La notion de « passif-état » - à laquelle nous substituerons désormais le quasisynonyme « passif-bilan » - cantonne la périphrase « sein + participe II » dans une interprétation résultative. Elle la conçoit comme exprimant l’état résultant de l’action antérieure désignée par « werden + participe II ». Cela fait dire à F. Hermanns que les formes en « werden » et « sein » sont liées par une relation dissymétrique et que la forme en « sein » est la « fille » et non pas la « soeur » du passif processuel438. Cette description ne s’applique pas à l’ensemble des verbes de la langue allemande. Lorsque le verbe exprime un procès duratif ne présentant aucun bornage, l’interprétation résultative n’a pas lieu d’être. La forme en « sein » décrit une action simultanée de la forme en « werden ». Elle apparaît comme la « soeur » et non pas comme la « fille » du passif processuel : « Er wurde Tag und Nacht bewacht » / « Er war Tag und Nacht bewacht ».

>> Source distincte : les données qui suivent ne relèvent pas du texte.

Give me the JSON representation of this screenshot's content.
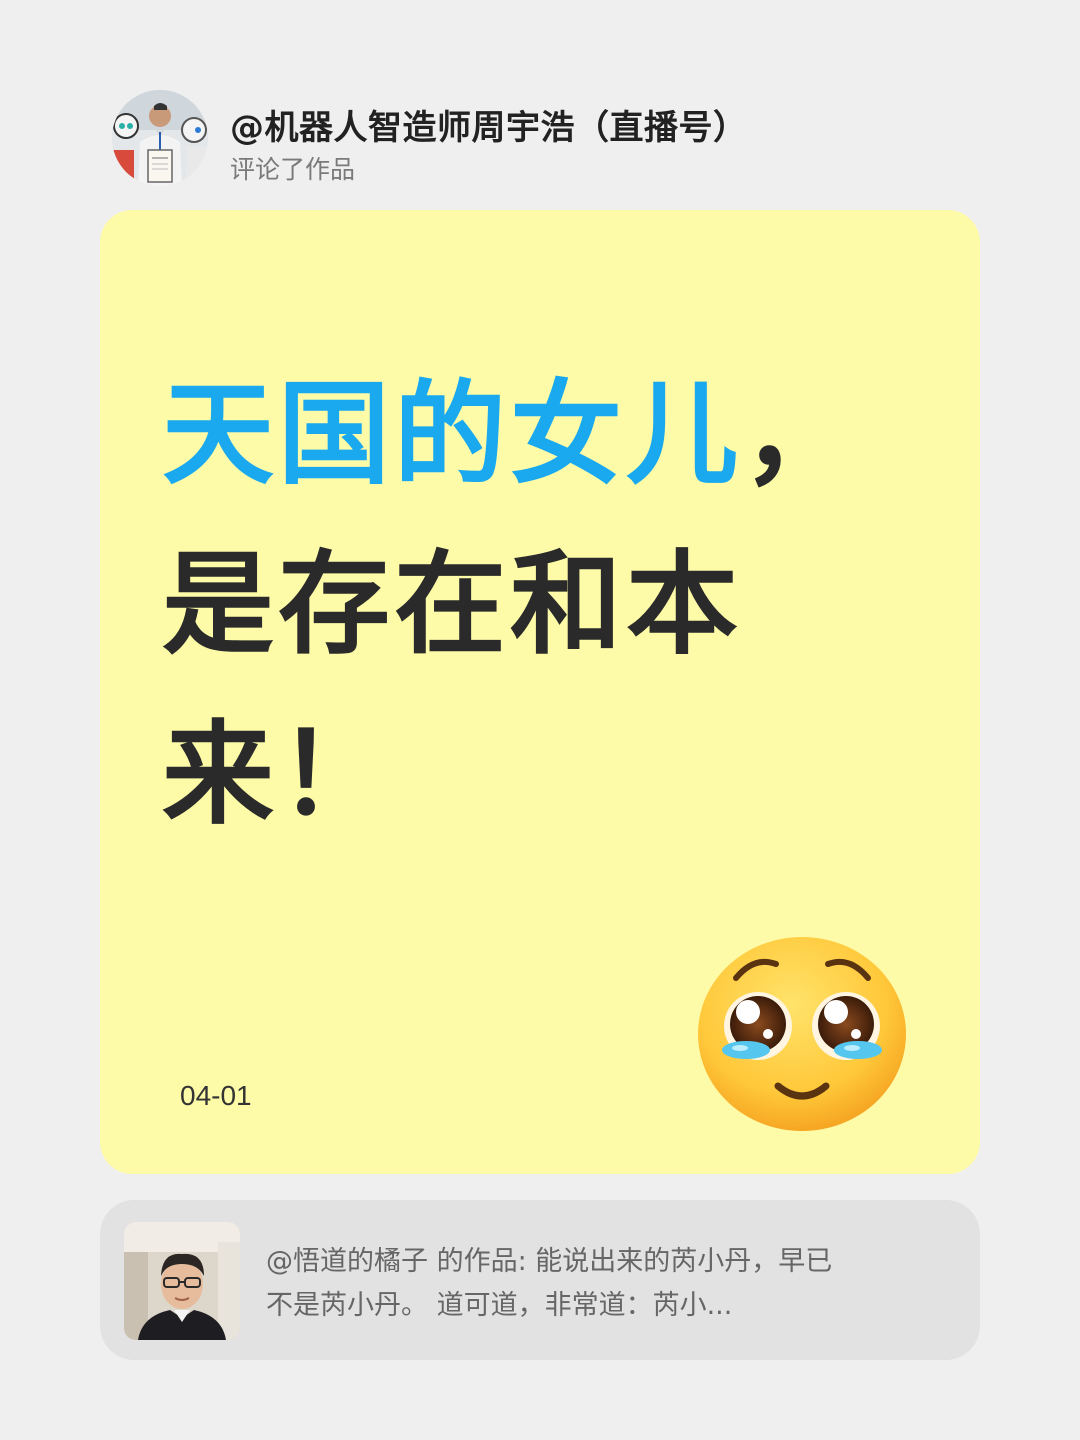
{
  "comment_header": {
    "author_name": "@机器人智造师周宇浩（直播号）",
    "action_text": "评论了作品"
  },
  "comment_card": {
    "headline_highlight": "天国的女儿",
    "headline_punct": "，",
    "headline_line2": "是存在和本",
    "headline_line3": "来！",
    "date": "04-01",
    "emoji_icon": "pleading-face-tears-icon",
    "background_color": "#fefba8",
    "highlight_color": "#1aa9ef"
  },
  "referenced_work": {
    "line1": "@悟道的橘子 的作品: 能说出来的芮小丹，早已",
    "line2": "不是芮小丹。 道可道，非常道：芮小..."
  }
}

Dans le cas où le verbe exprime un procès transformatif, la construction « sein + participe II » est présentée comme procédant de l’ellipse de « worden »439. Il n’est toutefois pas toujours possible de faire dériver la construction en « sein » d’une phrase passive donnée. En présence d’un sujet grammatical à désigné animé, l’état décrit peut être appréhendé comme le résultat de divers procès sans qu’il y ait de raisons particulières de privilégier une dérivation syntaxique plutôt qu’une autre : « Das Kind ist gekleidet » ---> « Das Kind ist von der Mutter gekleidet worden » / « Das Kind hat sich gekleidet ». Il est tout aussi possible que l’état décrit ne soit pas perçu comme le résultat d’un procès antérieur, auquel cas le rejet se fait en fonction de données non strictement linguistiques : « Ich bin noch immer mager, aber muskulös, und mein Gesicht ist von winzigen Fältchen durchzogen. » (W, p.82) ---> *« mein Gesicht ist von winzigen Fältchen durchzogen worden ».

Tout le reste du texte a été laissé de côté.